A la lumière des lampes « tempête », maman se lève régulièrement du lit, au milieu de la nuit, la tête entre les paumes. Couchée sur la natte par terre, je guette chacun de ses gestes. Je crois qu’elle réfléchit. Qu’elle pense. Mais je ne sais à quoi ni à qui. L’autre soir, elle s’est mise à parler, à haute voix : « souffrir, vivre sous un regard étranger, enfermé dans ma conscience, regard et geste peuvent être mensonge, aussi trahison. On a des choses à dire, à confier, à confesser, mais on craint toujours la réaction d’autrui ». Depuis, tous les soirs, elle se répète ce monologue. Mais hier, sa voix était triste. Peut-être que pour la première fois, elle s’était entendue parler. « on a des choses à confier » disait-elle. Et si je lui demandait de me parler ? A 12 ans, il y a des choses qu’une jeune fille peut quand même comprendre, non ? Mais maman préfère, par moment, dialoguer avec cette table qui occupe déjà assez de place dans notre chambre exiguë. Je la hais cette table ! ma mère ne me voit même pas à cause d’elle. Et si je criais ! peut-être qu’elle m’emporterait dans ses pensées ? Mille nuits que cela dure.

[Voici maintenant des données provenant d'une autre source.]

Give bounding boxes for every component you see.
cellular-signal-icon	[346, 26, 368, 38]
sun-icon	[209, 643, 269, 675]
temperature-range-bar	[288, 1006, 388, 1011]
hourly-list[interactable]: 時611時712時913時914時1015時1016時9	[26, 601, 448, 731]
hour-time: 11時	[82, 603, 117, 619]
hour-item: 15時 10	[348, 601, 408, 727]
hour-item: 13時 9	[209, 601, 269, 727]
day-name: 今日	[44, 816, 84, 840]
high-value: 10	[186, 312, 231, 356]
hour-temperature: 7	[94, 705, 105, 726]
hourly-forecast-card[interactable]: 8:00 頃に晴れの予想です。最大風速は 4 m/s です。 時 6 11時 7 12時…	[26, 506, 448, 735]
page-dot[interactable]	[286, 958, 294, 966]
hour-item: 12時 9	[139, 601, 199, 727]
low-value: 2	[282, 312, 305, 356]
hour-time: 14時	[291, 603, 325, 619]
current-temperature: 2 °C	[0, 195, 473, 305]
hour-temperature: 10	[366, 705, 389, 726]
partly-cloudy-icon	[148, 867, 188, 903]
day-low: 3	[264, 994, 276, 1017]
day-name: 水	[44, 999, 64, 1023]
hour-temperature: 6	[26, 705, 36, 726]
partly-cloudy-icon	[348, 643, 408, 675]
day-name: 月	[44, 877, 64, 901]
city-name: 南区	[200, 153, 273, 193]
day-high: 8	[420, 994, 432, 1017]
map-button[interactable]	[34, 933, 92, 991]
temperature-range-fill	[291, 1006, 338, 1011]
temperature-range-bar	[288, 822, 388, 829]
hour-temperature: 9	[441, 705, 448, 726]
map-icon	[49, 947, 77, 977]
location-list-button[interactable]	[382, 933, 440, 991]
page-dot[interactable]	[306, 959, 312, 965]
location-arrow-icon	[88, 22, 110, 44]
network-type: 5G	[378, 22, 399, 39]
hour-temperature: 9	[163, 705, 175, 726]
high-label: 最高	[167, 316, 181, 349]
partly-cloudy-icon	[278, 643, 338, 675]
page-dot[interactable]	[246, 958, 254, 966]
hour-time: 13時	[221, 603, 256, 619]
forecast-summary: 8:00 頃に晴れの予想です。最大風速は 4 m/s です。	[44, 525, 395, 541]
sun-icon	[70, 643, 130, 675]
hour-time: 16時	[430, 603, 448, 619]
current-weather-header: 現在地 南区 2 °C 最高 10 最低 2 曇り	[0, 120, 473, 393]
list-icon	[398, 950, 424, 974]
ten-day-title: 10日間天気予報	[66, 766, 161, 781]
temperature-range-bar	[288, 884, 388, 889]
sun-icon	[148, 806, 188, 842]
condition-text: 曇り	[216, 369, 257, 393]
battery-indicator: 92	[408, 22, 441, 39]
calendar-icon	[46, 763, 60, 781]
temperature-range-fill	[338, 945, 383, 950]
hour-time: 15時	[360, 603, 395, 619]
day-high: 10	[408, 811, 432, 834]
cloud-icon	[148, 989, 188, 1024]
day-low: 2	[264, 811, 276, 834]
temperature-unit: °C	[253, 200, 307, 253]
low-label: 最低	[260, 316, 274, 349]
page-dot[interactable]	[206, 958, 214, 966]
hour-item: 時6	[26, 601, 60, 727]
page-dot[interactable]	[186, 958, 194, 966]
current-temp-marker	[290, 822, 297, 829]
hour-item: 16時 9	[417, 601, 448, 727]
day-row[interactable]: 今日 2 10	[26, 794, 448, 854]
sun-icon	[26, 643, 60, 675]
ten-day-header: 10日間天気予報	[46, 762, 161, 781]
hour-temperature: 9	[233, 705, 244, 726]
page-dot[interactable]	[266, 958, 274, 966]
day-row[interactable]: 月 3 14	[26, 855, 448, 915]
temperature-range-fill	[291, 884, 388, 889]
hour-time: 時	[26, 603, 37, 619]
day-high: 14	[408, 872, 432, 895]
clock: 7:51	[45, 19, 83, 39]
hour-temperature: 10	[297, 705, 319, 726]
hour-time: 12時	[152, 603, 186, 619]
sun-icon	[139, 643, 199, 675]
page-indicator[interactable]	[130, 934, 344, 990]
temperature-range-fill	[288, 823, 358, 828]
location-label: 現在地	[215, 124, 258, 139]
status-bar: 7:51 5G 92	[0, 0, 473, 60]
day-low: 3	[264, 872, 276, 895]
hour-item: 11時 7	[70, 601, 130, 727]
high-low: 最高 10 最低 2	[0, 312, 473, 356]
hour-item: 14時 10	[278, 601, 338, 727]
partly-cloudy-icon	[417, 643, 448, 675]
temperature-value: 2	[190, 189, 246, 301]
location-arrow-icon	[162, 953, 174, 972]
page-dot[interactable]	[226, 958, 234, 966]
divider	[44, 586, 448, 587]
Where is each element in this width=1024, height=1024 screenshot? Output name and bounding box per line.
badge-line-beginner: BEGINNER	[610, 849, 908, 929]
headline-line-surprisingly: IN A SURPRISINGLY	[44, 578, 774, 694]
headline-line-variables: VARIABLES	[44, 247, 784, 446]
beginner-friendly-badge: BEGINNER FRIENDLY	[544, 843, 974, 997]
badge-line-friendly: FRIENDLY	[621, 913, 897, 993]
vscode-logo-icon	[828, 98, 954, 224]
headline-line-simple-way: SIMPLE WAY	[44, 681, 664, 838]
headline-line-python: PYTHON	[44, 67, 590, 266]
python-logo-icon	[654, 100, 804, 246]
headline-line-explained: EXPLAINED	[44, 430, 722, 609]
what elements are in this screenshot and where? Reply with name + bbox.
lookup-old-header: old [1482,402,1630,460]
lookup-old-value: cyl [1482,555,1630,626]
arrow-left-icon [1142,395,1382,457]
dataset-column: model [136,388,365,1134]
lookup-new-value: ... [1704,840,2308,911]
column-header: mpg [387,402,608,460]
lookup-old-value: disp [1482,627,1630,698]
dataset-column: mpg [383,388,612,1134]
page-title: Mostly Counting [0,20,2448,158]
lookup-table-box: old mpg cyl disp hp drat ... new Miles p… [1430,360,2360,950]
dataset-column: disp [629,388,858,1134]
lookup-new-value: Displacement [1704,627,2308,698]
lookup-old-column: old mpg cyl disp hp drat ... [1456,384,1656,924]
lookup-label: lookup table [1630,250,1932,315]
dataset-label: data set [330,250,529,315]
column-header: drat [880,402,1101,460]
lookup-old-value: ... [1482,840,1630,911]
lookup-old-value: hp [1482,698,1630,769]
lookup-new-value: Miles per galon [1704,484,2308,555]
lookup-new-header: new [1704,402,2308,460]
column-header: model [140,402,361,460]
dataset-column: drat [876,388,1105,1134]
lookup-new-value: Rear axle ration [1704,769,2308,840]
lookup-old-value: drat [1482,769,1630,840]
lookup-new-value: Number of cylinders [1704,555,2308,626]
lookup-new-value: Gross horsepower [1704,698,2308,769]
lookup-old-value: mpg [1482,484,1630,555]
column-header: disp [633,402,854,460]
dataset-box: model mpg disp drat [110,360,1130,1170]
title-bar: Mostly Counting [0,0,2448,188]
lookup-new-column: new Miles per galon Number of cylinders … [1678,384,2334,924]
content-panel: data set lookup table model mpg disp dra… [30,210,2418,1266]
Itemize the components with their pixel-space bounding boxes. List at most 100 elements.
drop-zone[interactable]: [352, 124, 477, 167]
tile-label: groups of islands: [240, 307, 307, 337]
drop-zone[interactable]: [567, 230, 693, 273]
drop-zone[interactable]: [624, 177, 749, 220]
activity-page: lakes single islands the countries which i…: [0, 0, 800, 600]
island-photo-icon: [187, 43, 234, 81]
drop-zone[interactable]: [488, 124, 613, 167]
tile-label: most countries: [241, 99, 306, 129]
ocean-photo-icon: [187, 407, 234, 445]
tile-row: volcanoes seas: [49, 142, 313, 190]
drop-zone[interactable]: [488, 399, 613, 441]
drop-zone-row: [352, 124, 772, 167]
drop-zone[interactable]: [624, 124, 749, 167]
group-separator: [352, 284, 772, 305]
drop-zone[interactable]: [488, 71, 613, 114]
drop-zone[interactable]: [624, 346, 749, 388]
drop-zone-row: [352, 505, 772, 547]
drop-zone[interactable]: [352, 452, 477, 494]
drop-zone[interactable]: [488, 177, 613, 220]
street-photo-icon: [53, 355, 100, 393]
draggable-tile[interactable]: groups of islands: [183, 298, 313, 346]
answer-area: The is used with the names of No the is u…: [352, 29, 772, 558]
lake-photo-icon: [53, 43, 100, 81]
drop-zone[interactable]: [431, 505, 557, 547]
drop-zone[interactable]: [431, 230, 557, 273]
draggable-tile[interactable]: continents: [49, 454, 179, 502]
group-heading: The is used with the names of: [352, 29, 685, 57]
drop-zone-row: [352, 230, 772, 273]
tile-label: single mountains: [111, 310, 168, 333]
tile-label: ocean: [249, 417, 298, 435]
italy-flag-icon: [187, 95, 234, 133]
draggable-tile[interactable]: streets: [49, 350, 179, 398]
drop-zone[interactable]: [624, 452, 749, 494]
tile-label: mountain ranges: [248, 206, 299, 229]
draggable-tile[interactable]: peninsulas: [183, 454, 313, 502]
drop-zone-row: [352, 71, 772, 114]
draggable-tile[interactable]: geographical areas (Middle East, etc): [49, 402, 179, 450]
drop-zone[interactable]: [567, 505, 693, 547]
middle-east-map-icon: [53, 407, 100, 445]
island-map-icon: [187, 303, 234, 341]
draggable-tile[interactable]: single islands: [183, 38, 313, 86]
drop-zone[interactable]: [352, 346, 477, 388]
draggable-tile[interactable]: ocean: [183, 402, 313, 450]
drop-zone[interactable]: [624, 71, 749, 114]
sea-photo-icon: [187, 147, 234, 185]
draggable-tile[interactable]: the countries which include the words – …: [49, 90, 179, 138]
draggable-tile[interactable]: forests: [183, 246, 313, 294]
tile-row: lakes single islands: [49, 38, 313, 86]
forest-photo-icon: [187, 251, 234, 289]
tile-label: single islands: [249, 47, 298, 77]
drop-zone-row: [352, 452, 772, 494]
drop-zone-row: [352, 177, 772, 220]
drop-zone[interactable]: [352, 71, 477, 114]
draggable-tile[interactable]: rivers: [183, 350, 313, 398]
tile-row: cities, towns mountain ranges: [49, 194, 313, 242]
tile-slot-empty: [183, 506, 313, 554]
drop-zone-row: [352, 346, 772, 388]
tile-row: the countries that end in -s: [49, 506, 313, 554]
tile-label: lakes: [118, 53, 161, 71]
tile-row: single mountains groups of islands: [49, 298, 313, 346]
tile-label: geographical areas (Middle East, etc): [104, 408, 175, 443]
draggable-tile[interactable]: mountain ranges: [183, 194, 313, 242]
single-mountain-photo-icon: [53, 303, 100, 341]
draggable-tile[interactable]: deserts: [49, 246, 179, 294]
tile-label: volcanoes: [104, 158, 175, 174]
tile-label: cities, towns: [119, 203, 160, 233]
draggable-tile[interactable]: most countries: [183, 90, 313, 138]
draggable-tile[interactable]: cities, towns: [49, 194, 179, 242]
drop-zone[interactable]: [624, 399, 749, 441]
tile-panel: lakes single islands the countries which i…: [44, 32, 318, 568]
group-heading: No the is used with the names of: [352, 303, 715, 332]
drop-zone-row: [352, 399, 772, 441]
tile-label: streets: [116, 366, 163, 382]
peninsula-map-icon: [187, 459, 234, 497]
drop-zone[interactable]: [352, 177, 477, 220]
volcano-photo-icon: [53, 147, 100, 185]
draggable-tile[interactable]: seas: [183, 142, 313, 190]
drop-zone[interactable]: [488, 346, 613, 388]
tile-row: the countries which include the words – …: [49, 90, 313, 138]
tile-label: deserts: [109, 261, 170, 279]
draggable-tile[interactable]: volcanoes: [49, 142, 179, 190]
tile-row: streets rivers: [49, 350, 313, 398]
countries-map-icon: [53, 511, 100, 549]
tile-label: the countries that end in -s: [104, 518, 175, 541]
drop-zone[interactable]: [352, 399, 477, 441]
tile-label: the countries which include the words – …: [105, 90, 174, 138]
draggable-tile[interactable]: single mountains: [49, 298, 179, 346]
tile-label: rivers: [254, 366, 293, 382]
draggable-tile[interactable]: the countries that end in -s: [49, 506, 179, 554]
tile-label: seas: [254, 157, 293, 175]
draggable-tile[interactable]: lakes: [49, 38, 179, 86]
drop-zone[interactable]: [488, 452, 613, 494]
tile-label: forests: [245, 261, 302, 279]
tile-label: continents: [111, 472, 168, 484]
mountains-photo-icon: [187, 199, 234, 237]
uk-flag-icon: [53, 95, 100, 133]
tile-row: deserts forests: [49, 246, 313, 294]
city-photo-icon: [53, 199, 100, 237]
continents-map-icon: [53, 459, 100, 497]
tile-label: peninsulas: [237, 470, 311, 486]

J’ai fini par m’habituer au spectacle de maman. A admirer l’élégance de son corps. La justesse de ses gestes que soutient sa voix rythmée par des souffles étouffés. Peut-être pour ne pas réveiller les voisins. Sa vie s’est résumé à la nuit, enfermée dans sa conscience. Et moi, tous les soirs, je me demande : où est papa? (Quelle: www.kaayfecc.com)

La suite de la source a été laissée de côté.